Nous avons déjà vu un mariage dans la deuxième partie de Beatrix. Commencé pour le mari au milieu d'un orage du cœur, il finit par le bonheur parfait des deux époux. Il ne va pas toujours en être de même pour les suivants. De celui du peintre Schinner dans la Bourse, à celui de Luigi Porta dans la Vendetta, il y a comme une pente rapide qui descend du faîte du bonheur, aussi complet qu'il peut l'être sur terre, au dernier degré de la misère et de l'infortune, aussi hideuses que peut les rendre l'implacable force des préjugés ou des lois.

Dans les romans qui suivent, Balzac a pour ainsi dire préparé, par l'histoire des faits, la Physiologie du Mariage, ce curieux livre d'analyse, le dernier dont nous aurons à parler.

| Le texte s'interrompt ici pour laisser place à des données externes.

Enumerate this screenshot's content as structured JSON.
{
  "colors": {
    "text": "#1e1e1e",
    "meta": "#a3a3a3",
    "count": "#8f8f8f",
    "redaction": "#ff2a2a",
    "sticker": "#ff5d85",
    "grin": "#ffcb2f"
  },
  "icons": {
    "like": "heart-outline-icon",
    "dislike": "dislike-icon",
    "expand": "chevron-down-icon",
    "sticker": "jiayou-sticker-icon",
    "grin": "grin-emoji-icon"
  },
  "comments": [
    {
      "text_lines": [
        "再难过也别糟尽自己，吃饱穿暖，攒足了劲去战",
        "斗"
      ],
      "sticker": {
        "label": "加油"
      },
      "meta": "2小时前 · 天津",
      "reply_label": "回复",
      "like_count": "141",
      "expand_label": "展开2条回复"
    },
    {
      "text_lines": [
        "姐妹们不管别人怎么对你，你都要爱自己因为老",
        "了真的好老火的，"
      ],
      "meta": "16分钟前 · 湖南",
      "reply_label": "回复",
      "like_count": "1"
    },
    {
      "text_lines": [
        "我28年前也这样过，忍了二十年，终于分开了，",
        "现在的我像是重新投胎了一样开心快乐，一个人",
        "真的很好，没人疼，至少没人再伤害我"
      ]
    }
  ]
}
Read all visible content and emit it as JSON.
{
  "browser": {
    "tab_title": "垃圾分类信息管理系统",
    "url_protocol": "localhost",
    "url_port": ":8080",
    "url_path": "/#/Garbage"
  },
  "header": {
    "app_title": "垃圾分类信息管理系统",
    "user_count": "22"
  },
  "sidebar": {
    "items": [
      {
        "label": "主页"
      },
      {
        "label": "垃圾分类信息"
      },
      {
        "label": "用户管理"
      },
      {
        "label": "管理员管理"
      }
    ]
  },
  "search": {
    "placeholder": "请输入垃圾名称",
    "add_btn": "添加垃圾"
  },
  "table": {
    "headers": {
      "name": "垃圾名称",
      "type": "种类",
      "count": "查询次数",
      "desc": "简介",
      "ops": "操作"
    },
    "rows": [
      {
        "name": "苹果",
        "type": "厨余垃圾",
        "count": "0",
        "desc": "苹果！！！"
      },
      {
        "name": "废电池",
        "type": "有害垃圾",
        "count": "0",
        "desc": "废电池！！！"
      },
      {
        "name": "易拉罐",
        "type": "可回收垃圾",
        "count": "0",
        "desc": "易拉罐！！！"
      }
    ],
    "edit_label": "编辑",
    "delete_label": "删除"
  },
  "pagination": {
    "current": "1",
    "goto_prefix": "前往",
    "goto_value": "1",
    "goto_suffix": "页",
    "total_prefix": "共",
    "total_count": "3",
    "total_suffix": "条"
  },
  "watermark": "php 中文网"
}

Sa manière d'écrire varie un peu; les descriptions sont plus longues, plus détaillées, et une plus grande importance est donnée aux personnages secondaires du livre, ce qui fait de l'ensemble une expression plus complète des réalités de la vie privée, vue un peu partout dans les principales situations qui la résument.

LA BOURSE

MADAME FIRMIANI

La Bourse et Madame Firmiani, qu'il faut ranger parmi les œuvres essentiellement optimistes de Balzac, ouvrent la série des événements de la vie privée qui ont pour but ou pour origine le mariage et ses conséquences, heureuses ou malheureuses. L'auteur a commencé par nous faire le ravissant tableau du bonheur des unions assorties. Toute la délicatesse de son art s'y révèle en même temps que l'excellence de ses principes.